On gross margins, Loch said increasing ARR as a percentage of revenue should continue to support margin expansion over time, noting that results can vary quarter to quarter based on product mix. He characterized historical sequential expansion as roughly 10 to 15 basis points, with the expectation that the trend can continue “all else constant.”

Executives also outlined risks and uncertainties affecting the year. Konezny cited market volatility related to tariffs and commodity pricing, as well as “highly publicized memory challenges” tied to AI expansion. He said Digi’s priority is securing supply allocations for certain memory components (including DDR4, DDR5, and eMMC) used in newer products, while noting legacy products rely on older technology with less pressure.

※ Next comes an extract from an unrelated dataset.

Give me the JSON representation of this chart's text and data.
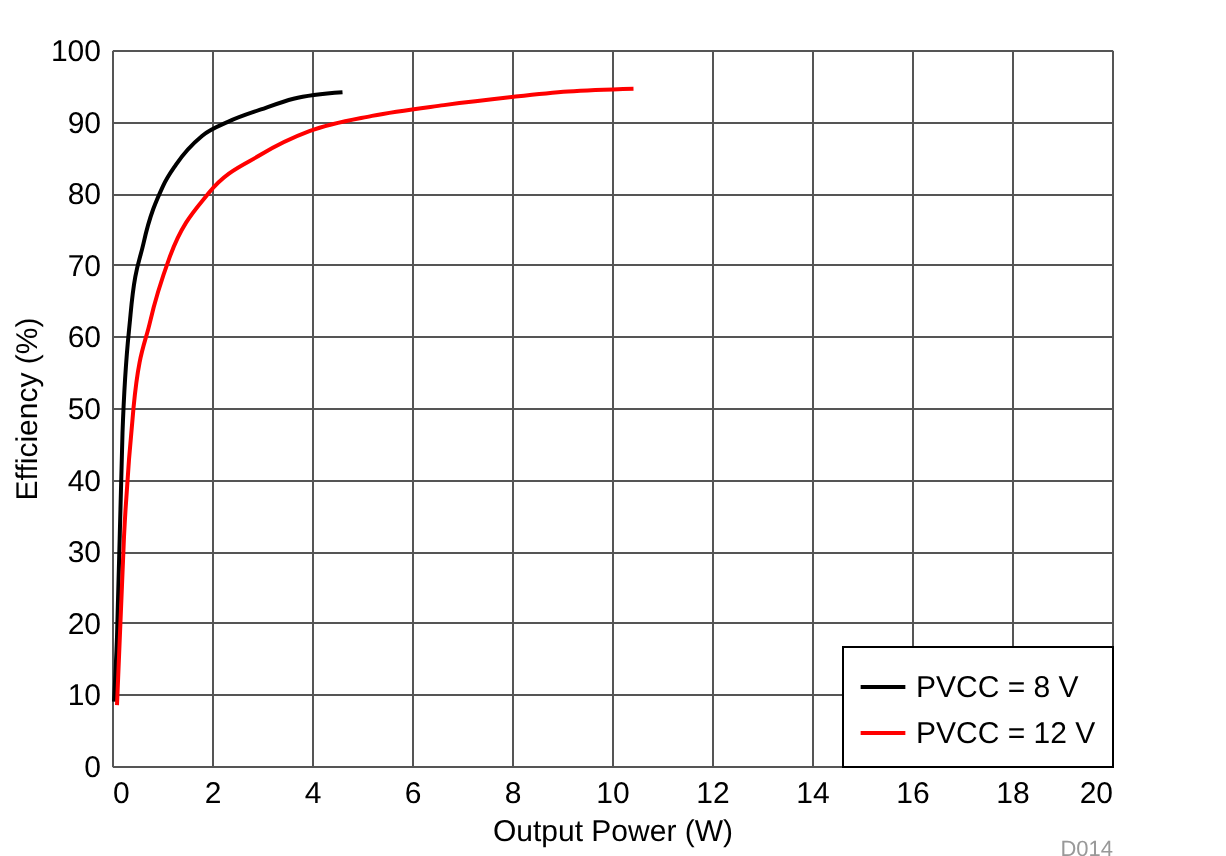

Konezny said Digi is working to qualify alternative suppliers and that pricing is typically a secondary issue, as the company seeks to avoid disrupting broader software and services relationships with customers.

Despite those uncertainties, Konezny reiterated confidence in Digi’s longer-term goals of reaching $200 million in ARR and $200 million in adjusted EBITDA by the end of fiscal 2028, adding that strategic acquisitions could accelerate the timeline.

About Digi International (NASDAQ:DGII)

Digi International Inc is a provider of Internet of Things (IoT) connectivity products and services designed to link devices to networks and applications securely. The company develops a broad range of networking hardware, including cellular and Ethernet routers, gateways, embedded modules and adaptors, as well as accessories and antennas. Digi’s solutions enable businesses to deploy remote monitoring, control and automation systems across diverse industries such as transportation, utilities, healthcare, retail and industrial manufacturing.

In addition to its physical devices, Digi offers cloud-based management software and professional services that simplify device configuration, monitoring and over-the-air updates.